Разумеется, тот темп был сорван сразу после смерти Петра еще быстрее и резче чем Петром были сорваны медленные реформы Софьи. Но 36 лет правления Петра остались печатью и прививкой еще на долгие времена как подтверждение особого положения России на полюсе Европы. Петр надолго отвадил охоту к попыткам интегрировать Россию в Европу, подтвердив особую механику ее исторического движения. Так последняя революция 1991 года снова подтвердила особый путь и статус России в мире.
Россия после Петра, плакала она или радовалась его уходу, вся осталась ждать новой молнии. Предсказание Алексея, сына Петра, о падении Петербурга не могло не сбыться. Всякая новая молния снова должна была быть тотальной и сметать всё. Подтвердил расположенность к крайности Петр, в очередной раз отменивший в России земную терпеливую школу независимого от молнии, пусть и послушного ей гражданствования.

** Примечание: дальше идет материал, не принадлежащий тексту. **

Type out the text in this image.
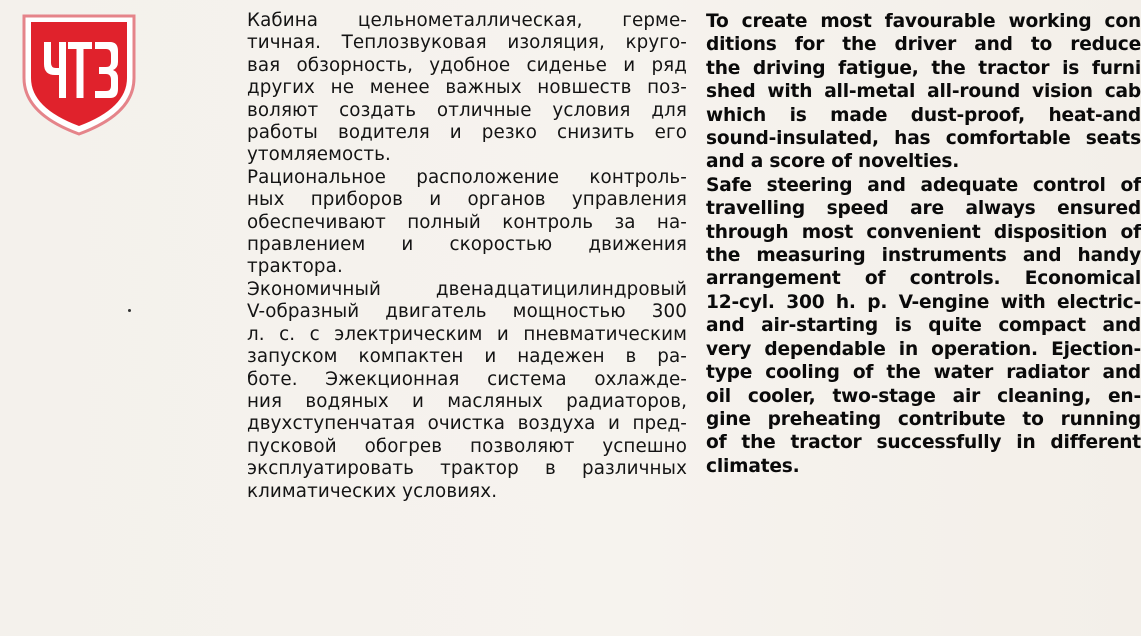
Кабина цельнометаллическая, герме-
тичная. Теплозвуковая изоляция, круго-
вая обзорность, удобное сиденье и ряд
других не менее важных новшеств поз-
воляют создать отличные условия для
работы водителя и резко снизить его
утомляемость.
Рациональное расположение контроль-
ных приборов и органов управления
обеспечивают полный контроль за на-
правлением и скоростью движения
трактора.
Экономичный двенадцатицилиндровый
V-образный двигатель мощностью 300
л. с. с электрическим и пневматическим
запуском компактен и надежен в ра-
боте. Эжекционная система охлажде-
ния водяных и масляных радиаторов,
двухступенчатая очистка воздуха и пред-
пусковой обогрев позволяют успешно
эксплуатировать трактор в различных
климатических условиях.
To create most favourable working con
ditions for the driver and to reduce
the driving fatigue, the tractor is furni
shed with all-metal all-round vision cab
which is made dust-proof, heat-and
sound-insulated, has comfortable seats
and a score of novelties.
Safe steering and adequate control of
travelling speed are always ensured
through most convenient disposition of
the measuring instruments and handy
arrangement of controls. Economical
12-cyl. 300 h. p. V-engine with electric-
and air-starting is quite compact and
very dependable in operation. Ejection-
type cooling of the water radiator and
oil cooler, two-stage air cleaning, en-
gine preheating contribute to running
of the tractor successfully in different
climates.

Как после Владимира, как после Ивана Грозного (надо думать, о нем Пушкин помнил, называя Петра грозой), после Петра была невозможна плавная передача власти. Молния не оставляет преемства, она нуждается в другом огне. Царь, погубивший старшего сына и законодательно закрепивший свое право назначать по воле любого преемника, не сумел назвать его перед смертью, хотя другие указы в тот же день давал. Пушкин явно обращает внимание на эту неспособность. 26 января 1725 утром Петр повелел освободить для здравия государя всех преступников, сосланных на каторгу, кроме двух первых пунктов(государственные) и убийц. Указом причислил рыбу и клей к казенным товарам. К вечеру ему стало хуже. Его миропомазали. 27 дан указ о прощении не явившимся на смотр дворянам. Осужденных на смерть по Артикулу по делам В. колл. (кроме etc.) простить, дабы молили они о здравии государевом. «Тогда-то Петр потребовал бумаги и перо».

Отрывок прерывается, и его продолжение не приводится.